The station is located in the north of Köln-Buchforst, next to the border with the district of Mülheim. Half a kilometre south-west of Köln-Mülheim station, it serves to connect a densely populated part of the city of Cologne to the network of the Rhine-Ruhr S-Bahn.

The access to the station is located in Bertoldistraße where it passes under the railway. On both sides of the street there are stairs leading up to the central platform. The central platform is built at the S-Bahn standard height of 96 cm above the rail and is suitable for barrier-free access to the trains. A lift gives access from the street.

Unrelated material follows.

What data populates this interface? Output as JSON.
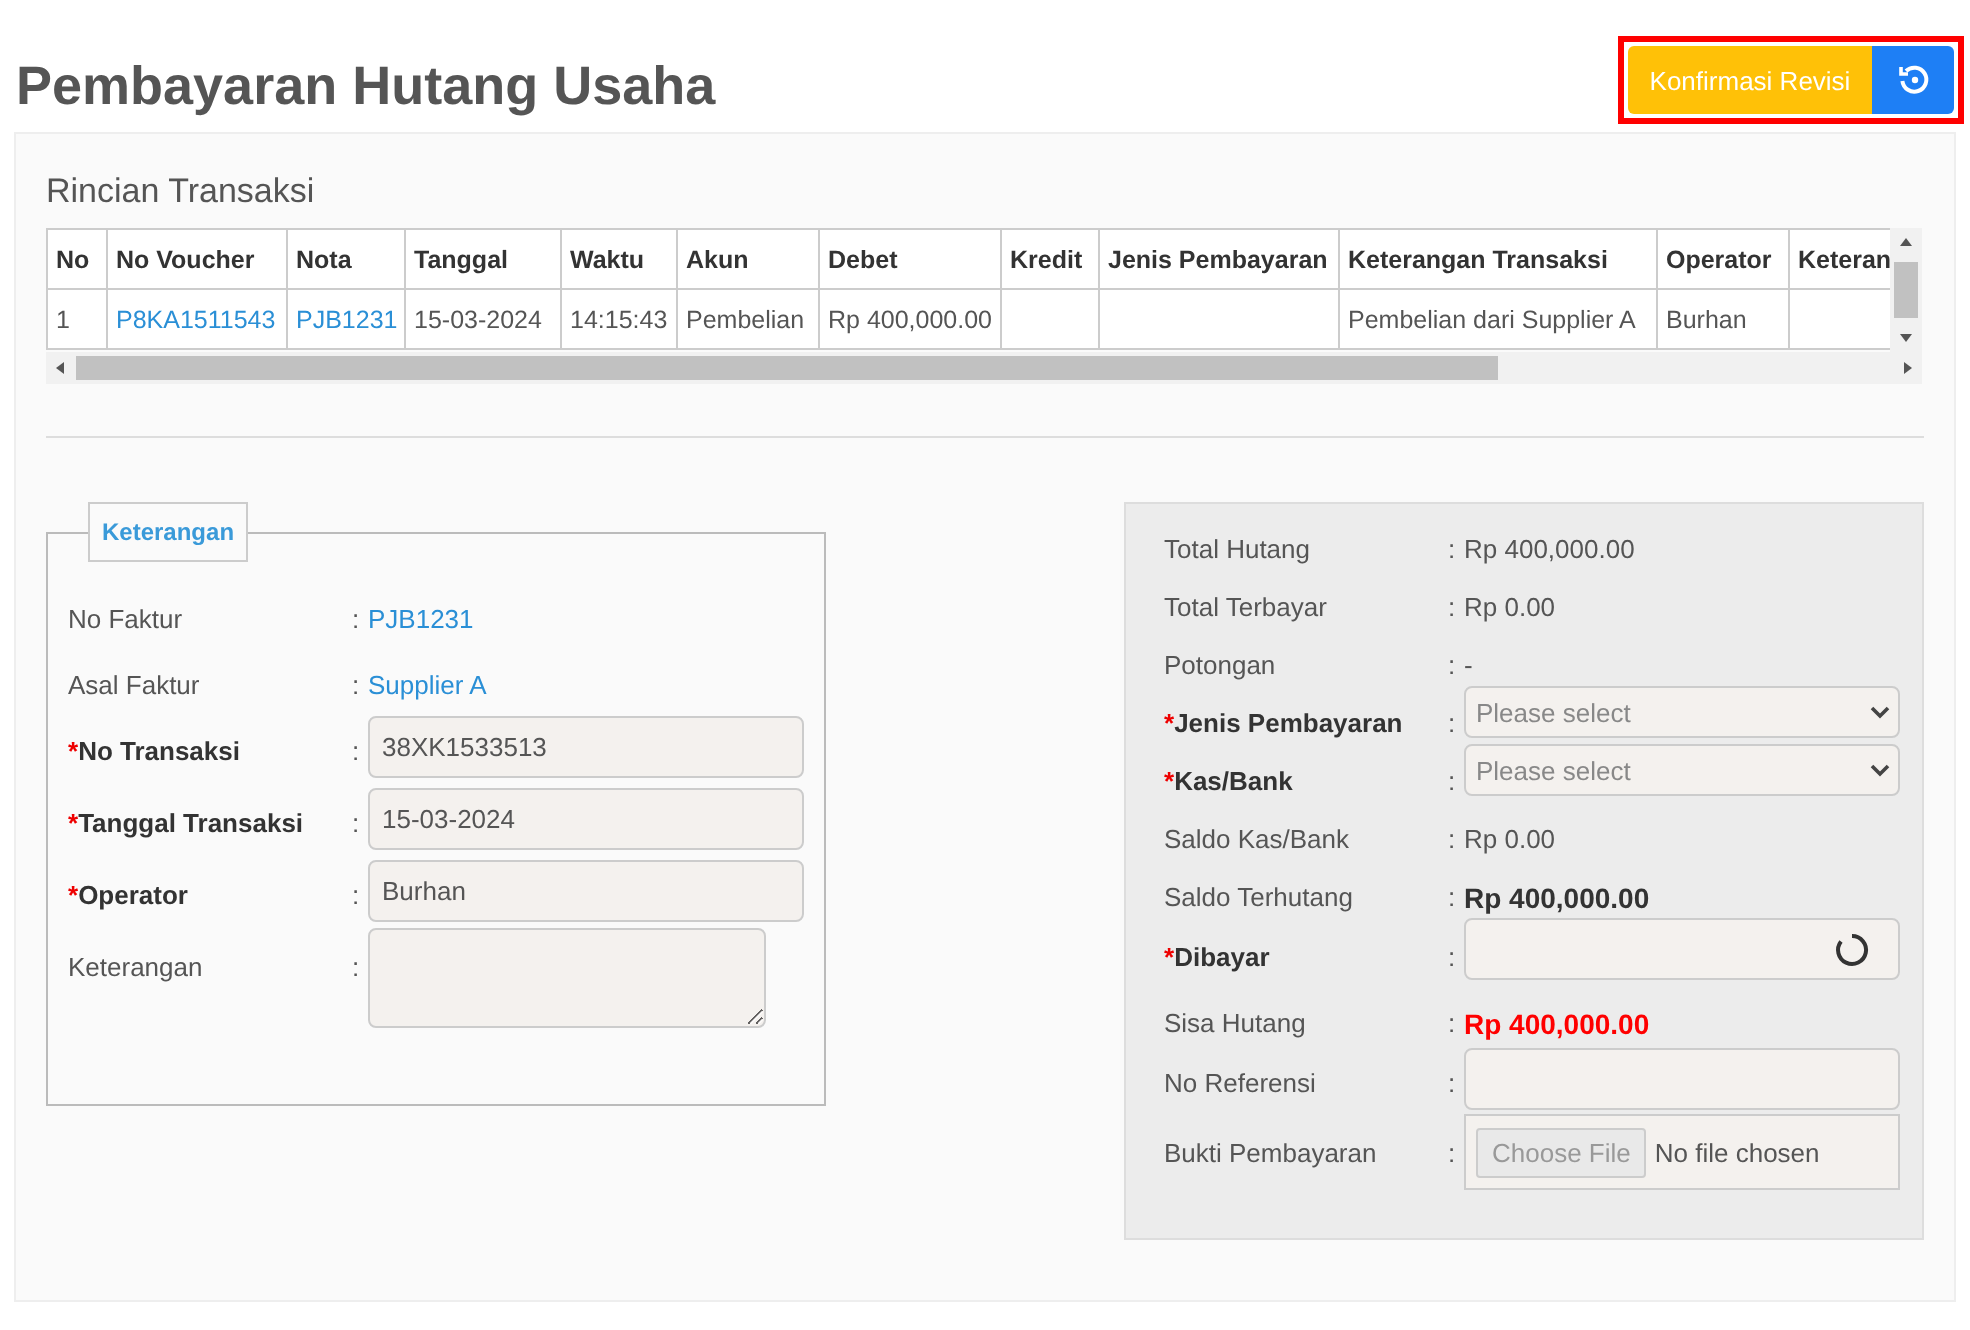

The station has the usual amenities (seating, ticket vending machine) of modern S-Bahn stations. Nearly half of the platform is covered by a platform canopy. A special feature is located at each end of the platform. Since both platforms are on a curve, train dispatching is supported by video monitors. Video cameras monitor the areas of the platform edges and the train driver can watch the door-handle areas via three monitors.

The station mainly serves to connect Buchforst with Cologne Hauptbahnhof. Although Buchforst already was already connected by the Stadtbahn to the city centre, only the S-Bahn connection enabled a direct connection to the Hauptbahnhof. The local distribution function of the station is also supported by buses, with the bus stop located directly under the station.

== History ==
The S-Bahn station is quite new. The station was built with the construction of the Cologne S-Bahn line from Mülheim to Nippes. For this purpose, the southern freight train (Köln-Kalk Nord/Mülheim–Köln-Deutzerfeld) was relaid and reduced to a single track. The station itself was built on the former Köln-Mülheim–Köln-Deutz (tief) line, which had been closed since the Second World War. The construction of the station was begun in 1986 and it was taken into operations on line S 11 for the summer 1990 timetable. In the summer of 1991, the complete commissioning of the main line followed with its extension to Düsseldorf. Since then line S 6 has also stopped in Köln-Buchforst.

== Rail services ==
Dellbrück is served by line 6 of the Rhine-Ruhr S-Bahn at 20-minute intervals from Monday to Friday and at 30-minute intervals on the weekend and by line 11 of the Cologne S-Bahn at 20-minute intervals every day.